While most of America has been fixated on the health care debate, I’m far more concerned about what is happening to education. Fortunately, my school district escaped a big layoff scare last year thanks to the federal bailout.
That has not been true for less fortunate school districts. Most of the damage to date seems to be slowly-increasing class sizes. At my son’s elementary school, there are now two more kids per class, bringing the total to about 24.
But in some Los Angeles Unified classrooms, up to 57 kids are crammed together, reports the Los Angeles Times. An accompanying photo shows two girls forced to sit on file cabinets, while the story describes kids sitting on the floor of one classroom.

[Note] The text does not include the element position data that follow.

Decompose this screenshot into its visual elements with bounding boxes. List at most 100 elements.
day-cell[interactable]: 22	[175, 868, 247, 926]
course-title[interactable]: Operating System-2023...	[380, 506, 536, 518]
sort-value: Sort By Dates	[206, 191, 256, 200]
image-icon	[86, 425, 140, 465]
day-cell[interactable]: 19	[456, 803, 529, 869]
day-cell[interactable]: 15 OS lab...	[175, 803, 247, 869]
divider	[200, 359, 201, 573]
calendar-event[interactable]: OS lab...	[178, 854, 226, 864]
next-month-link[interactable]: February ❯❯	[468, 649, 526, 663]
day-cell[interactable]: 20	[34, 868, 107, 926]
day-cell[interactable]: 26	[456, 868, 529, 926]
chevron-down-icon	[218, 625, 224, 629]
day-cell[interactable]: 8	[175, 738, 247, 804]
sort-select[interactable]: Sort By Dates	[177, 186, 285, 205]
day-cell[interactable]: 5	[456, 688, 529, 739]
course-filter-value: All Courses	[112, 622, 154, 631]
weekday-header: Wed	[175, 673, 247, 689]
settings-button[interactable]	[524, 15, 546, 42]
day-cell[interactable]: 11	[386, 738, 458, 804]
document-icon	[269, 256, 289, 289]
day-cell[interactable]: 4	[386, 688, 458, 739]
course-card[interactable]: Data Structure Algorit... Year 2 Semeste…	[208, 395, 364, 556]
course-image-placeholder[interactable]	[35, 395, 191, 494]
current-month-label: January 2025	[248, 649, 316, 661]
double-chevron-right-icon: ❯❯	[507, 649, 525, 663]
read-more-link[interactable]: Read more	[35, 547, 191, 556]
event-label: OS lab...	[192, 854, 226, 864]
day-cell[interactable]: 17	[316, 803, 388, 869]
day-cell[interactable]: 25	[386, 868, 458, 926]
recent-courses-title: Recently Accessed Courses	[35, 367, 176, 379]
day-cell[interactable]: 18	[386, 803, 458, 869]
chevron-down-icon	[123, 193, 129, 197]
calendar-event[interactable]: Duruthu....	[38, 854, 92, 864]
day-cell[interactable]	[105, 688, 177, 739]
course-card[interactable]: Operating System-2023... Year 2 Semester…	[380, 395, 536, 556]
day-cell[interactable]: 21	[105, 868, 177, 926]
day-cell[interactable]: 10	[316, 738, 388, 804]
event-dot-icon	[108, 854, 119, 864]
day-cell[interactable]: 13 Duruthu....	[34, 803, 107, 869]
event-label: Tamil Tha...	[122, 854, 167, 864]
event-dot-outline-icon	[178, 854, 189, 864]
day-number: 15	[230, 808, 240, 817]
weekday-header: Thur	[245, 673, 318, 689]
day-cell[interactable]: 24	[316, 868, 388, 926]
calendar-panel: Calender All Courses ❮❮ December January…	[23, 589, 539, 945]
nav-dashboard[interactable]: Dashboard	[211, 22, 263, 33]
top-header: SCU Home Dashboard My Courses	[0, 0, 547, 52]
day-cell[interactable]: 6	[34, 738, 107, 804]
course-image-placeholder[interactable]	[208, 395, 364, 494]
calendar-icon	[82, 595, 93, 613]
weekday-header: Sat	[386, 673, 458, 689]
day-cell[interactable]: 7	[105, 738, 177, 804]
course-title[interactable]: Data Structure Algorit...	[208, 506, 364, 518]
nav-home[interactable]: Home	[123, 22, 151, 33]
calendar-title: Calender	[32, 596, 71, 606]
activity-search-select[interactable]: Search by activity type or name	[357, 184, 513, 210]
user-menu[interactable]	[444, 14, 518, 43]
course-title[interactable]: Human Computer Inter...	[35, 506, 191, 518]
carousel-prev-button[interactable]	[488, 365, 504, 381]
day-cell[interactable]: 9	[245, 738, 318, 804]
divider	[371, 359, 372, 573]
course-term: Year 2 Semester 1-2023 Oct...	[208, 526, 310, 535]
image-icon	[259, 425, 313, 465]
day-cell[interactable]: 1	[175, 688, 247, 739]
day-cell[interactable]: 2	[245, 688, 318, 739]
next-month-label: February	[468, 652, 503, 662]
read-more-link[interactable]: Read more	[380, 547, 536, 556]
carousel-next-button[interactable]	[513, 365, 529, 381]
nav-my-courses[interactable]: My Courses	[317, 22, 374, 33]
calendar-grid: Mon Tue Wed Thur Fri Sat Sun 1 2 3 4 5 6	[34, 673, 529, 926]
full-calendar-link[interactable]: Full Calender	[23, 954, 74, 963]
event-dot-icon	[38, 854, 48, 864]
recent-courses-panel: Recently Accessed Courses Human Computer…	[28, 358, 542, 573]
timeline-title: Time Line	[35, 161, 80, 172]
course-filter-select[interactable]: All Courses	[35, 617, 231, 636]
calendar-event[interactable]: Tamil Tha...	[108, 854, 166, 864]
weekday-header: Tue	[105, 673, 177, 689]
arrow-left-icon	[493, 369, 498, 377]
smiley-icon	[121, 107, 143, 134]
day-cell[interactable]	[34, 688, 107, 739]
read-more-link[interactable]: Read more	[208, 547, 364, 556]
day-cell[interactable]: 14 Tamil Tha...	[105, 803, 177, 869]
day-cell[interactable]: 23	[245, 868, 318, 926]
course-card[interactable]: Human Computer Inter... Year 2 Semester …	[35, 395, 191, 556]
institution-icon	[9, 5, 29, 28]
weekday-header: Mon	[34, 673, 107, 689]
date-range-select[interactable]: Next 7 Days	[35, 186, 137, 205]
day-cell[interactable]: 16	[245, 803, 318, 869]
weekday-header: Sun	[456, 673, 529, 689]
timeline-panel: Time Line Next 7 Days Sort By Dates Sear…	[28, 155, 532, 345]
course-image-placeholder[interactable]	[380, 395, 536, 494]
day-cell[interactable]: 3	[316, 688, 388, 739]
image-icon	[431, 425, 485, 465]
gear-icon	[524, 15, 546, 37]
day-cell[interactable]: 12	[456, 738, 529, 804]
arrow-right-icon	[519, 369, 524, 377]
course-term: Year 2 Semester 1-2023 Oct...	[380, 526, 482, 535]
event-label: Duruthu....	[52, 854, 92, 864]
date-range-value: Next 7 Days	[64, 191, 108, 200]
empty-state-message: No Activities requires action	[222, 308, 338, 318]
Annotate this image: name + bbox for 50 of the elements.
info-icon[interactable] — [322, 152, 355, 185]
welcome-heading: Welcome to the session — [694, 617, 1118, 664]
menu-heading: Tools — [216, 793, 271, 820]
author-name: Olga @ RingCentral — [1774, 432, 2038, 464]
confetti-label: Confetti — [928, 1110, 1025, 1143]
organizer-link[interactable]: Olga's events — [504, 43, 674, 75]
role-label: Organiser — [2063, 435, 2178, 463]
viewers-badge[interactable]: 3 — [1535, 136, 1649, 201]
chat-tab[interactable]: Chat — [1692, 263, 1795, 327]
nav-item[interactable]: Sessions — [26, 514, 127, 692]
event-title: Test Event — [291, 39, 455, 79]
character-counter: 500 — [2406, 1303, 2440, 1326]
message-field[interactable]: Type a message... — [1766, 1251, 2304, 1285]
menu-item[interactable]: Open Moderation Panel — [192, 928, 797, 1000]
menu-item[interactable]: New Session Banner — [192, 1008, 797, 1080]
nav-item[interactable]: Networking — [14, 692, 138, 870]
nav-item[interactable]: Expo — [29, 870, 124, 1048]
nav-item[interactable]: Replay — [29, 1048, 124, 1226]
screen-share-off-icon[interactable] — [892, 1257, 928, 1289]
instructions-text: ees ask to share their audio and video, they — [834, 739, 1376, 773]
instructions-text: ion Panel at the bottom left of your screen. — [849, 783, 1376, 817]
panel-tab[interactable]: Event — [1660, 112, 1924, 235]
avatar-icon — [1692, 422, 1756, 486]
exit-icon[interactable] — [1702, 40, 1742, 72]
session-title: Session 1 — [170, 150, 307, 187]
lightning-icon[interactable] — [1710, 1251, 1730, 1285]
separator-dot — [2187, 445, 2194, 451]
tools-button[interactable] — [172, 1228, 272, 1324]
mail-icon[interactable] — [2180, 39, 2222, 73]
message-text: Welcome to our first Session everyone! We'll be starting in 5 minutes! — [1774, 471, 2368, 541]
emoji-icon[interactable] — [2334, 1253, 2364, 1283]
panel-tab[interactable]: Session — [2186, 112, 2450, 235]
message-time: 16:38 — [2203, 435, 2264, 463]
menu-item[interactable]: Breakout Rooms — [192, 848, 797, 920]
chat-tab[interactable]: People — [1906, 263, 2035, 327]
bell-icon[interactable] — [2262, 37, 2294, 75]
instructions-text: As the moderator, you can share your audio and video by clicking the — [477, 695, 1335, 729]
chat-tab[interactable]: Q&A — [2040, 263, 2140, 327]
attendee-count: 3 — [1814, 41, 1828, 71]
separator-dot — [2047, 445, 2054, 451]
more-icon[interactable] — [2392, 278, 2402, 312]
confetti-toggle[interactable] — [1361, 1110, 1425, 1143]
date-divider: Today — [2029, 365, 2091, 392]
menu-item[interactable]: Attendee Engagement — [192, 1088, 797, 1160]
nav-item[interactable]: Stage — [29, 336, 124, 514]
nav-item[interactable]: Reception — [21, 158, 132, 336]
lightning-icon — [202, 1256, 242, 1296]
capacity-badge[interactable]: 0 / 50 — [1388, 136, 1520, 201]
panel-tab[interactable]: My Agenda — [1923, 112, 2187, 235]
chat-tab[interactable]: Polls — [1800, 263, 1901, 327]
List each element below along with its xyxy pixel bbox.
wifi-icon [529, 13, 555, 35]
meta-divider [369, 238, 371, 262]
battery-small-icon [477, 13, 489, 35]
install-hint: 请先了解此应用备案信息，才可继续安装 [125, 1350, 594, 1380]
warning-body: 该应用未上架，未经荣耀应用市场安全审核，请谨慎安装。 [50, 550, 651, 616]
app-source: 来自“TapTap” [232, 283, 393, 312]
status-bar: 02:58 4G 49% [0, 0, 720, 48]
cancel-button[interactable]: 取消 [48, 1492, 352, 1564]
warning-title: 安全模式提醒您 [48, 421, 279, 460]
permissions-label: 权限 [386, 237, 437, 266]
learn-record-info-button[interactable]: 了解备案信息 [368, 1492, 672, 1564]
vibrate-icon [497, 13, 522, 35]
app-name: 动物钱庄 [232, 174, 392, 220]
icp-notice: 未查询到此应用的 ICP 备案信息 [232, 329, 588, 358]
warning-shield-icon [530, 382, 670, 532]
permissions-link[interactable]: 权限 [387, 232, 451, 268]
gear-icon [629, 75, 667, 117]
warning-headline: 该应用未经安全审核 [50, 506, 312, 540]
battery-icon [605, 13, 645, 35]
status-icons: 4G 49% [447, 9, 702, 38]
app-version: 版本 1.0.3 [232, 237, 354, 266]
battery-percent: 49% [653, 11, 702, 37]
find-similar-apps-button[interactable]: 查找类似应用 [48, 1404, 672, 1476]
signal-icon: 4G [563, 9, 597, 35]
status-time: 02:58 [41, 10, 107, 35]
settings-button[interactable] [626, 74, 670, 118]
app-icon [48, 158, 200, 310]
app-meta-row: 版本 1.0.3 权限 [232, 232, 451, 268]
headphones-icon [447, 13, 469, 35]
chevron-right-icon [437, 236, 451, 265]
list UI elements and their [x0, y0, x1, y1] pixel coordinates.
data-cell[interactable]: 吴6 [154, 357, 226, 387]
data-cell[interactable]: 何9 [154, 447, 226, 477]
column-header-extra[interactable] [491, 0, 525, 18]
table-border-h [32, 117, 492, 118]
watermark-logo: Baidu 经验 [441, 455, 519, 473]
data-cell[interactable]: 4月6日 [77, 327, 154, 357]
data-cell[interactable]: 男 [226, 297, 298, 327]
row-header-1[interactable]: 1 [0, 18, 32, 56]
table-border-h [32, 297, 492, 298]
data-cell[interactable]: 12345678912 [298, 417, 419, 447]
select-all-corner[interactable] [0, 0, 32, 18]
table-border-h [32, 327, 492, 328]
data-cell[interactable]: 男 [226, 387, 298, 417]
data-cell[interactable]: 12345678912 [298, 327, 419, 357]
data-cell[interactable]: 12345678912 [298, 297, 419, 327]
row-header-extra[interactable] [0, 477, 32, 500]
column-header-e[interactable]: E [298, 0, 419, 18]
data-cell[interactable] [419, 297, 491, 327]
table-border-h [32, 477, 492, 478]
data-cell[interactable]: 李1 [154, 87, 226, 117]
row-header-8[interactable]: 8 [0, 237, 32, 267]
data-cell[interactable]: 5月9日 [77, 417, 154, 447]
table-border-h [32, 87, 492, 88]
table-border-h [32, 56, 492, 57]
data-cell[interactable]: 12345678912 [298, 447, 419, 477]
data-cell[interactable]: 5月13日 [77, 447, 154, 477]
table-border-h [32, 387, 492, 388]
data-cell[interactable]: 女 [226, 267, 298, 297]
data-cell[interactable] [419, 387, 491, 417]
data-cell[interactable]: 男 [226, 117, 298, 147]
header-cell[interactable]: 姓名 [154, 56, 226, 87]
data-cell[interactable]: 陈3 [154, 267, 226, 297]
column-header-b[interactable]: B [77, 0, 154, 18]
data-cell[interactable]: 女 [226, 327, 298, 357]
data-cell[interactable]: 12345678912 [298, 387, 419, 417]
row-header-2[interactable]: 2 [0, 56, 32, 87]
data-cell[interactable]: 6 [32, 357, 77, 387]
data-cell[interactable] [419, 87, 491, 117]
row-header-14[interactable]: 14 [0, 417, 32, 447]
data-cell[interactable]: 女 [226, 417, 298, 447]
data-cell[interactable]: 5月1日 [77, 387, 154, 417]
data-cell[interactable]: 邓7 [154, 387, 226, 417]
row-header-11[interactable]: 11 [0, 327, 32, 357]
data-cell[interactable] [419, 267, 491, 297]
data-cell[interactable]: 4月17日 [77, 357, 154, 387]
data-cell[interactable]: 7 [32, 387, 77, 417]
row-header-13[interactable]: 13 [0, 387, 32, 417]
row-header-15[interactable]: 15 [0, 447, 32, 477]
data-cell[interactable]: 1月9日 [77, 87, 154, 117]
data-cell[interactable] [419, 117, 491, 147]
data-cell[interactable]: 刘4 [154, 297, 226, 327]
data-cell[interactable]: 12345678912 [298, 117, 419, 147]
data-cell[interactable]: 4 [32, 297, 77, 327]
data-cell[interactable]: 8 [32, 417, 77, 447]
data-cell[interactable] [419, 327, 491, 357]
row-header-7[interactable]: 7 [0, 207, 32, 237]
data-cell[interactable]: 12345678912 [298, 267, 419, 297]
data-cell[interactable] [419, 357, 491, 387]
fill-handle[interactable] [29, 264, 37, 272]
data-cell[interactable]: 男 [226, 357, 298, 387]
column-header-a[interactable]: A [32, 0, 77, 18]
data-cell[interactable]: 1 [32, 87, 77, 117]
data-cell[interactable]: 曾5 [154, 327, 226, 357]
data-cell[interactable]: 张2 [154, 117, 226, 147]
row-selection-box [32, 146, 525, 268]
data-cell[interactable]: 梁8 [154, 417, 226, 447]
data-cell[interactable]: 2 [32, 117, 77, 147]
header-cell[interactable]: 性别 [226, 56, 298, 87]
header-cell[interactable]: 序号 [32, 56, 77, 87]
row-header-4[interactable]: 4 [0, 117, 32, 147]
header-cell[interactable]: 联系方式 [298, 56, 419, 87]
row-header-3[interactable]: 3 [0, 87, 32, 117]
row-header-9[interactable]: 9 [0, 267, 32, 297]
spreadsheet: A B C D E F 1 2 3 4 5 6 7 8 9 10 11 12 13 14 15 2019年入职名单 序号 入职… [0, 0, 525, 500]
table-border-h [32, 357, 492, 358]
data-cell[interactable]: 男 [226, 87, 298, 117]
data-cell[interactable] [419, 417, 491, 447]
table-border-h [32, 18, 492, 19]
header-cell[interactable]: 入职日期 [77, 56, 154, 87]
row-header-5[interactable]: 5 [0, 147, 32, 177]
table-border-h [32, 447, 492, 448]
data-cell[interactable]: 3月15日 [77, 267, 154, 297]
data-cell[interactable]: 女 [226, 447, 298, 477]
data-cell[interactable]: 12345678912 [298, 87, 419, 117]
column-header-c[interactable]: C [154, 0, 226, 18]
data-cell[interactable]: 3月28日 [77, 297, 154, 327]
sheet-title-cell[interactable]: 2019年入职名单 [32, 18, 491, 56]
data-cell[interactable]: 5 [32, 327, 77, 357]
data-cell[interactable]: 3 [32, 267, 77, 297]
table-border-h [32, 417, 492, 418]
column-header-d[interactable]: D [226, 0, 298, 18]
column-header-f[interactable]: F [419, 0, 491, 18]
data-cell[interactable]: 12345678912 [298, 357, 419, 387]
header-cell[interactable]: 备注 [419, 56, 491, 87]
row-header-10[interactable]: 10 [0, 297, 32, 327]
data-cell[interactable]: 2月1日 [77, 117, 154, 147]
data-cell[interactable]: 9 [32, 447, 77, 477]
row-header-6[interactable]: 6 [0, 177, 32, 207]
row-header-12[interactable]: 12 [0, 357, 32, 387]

It’s not surprising class sizes are growing. Of the 273,000 jobs lost last month, 29,000 of them were teachers, writes Paul Krugman for The New York Times.
Ironically, the United States does very well compared to other nations when it comes to class size, according to NationMaster.com. With an average of 18.3 students per classroom, that’s far better than Japan’s 35.5 and Hong Kong’s 31.9. Kids from both of those places on average do better in math and science than their American counterparts, according to this measure.
So large class sizes seem to be a sporadic local phenomenon for now, but that might change. Stories in hard-hit states warn that school districts are at least considering an increase in class size.
But that’s not the only problem; just check out recent headlines:
- Teachers Salaries Frozen – Sebring, Florida
- School Districts to Feel Pain of State Budget Cuts – Lansing, Michigan
- Des Moines Schools Will Face $15 Million Budget Cut – Des Moines Iowa
- AL Governor Orders New School Budget Cuts – Huntsville, Alabama
Now if the United States was tops internationally in education, it would be easy to understand a little budget cutting. But that’s not the case. Consider that the United States ranks about 29th in the world in science and 35th in math, according to this measure. Azerbaijan, New Zealand and Liechtenstein are all beating our kids in math.
While I’ve always maintained that recent educational gains have been minimal, especially since No Child Left Behind forgot to include highs schools, our educational system is likely to start backsliding as budget cuts catch up with teachers in the classroom.
As it is, I feel it imperative to provide my kids with additional education at home, mostly in the form of tutoring. I should explain that I do not push my kids. I just add about 10 minutes of additional math and writing each day when they’re receptive. It may seem small, but I suspect the advantage will accumulate much like daily compounded interest rates.
And while I’m less worried about the financially comfortable, I wonder what’s going on in the homes of the less fortunate.